I wanted to say yes. I wanted to assure him that all would be well and this was only a brief hiccup in our otherwise boring lives.

More than that, I wanted to believe it myself.

But Teller had always been the one person I could never lie to, even when the truth was too painful to bear.

“I don’t know,” I said honestly. “I thought I would sense in my heart somehow if she were really gone. And Father seems convinced she’s still out there. But for her to vanish without even saying goodbye or sending a letter...” I squeezed my eyes shut to fight off the dread seeping into my thoughts. “She’s always had her secrets, but this is unusual, even for her.”

“And your investigation turned up nothing?”

I stiffened. “It’s notnothing. I found out she’d been going to the palace more frequently the week before she disappeared. One of the royals was unwell, and they’d called on her almost every day. Maura’s been going in her place since then, but she swears she hasn’t seen or heard anything unusual.”

“What about that Descended man you saw her talking to?”

A memory flashed through my mind—dark features cut with a scar, piercing eyes, that enthralling voice. I saw his face every time I closed my eyes, heard his low timbre whispering in my ears when my mind wandered. In the months since, I’d searched for some sign of him, hoping he might know something, anything, that could help me find her.
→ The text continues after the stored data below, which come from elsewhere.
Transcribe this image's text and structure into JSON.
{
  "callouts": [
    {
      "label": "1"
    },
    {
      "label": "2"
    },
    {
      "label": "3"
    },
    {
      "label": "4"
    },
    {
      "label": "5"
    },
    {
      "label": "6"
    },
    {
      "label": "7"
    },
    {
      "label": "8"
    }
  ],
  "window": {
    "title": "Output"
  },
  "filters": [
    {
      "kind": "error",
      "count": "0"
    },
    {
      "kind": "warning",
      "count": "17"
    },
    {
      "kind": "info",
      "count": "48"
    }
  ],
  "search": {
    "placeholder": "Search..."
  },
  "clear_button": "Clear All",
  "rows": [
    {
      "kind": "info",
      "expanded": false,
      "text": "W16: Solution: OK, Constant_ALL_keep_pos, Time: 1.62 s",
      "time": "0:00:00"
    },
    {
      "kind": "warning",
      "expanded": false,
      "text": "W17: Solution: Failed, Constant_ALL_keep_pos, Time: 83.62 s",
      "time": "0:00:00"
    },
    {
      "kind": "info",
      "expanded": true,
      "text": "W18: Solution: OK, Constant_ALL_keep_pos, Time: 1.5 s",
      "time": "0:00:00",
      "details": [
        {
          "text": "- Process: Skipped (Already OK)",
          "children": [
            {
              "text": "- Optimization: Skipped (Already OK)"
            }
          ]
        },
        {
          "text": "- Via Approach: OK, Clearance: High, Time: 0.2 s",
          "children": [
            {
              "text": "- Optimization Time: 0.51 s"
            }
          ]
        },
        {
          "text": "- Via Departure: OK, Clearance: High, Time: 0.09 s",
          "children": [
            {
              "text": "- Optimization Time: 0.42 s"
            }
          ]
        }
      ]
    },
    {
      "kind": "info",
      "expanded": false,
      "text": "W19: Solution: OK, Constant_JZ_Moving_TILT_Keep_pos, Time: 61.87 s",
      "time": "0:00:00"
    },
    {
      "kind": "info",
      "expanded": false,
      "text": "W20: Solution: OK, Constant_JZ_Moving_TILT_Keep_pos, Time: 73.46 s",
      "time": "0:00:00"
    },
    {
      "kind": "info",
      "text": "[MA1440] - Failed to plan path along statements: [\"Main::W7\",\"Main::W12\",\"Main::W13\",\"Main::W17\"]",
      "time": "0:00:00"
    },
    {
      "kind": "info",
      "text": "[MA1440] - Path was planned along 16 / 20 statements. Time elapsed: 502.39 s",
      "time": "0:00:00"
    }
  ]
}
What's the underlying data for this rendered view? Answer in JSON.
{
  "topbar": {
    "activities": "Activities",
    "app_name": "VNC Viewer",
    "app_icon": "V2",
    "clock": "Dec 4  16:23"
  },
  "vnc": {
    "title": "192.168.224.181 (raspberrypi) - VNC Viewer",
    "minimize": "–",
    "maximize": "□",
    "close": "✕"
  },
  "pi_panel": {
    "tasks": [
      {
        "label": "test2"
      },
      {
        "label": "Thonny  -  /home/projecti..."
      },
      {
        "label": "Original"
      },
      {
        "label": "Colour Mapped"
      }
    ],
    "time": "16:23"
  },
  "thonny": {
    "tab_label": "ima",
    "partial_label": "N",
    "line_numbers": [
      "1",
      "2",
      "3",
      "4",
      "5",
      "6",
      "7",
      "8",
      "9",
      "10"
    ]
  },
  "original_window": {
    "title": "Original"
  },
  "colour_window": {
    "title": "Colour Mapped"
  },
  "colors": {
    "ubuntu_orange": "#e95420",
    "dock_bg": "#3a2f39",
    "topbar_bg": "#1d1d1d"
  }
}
I’d made the mistake of asking a few of the townsfolk, but I saw the scorn in their eyes when I described my mother following a handsome Descended man into Paradise Row. Rumors that she had fallen pregnant out of wedlock and fled for shame spread like wildfire soon after.

The reminder of it brought my anger roaring back to the surface. In Mortal City, many naive mortal women got caught in the spell of charming Descended men, only to find themselves heartbroken and disgraced. But that would never, ever be my mother—not for a thousand reasons.

“I’m still looking for him,” I responded tightly. “But I’m not giving up. I’ll find her, Teller.”

“I believe you. If anyone can, it’s you.”

Again we walked again in silence, the crushing weight of her absence making the air around us heavy and hard to breathe.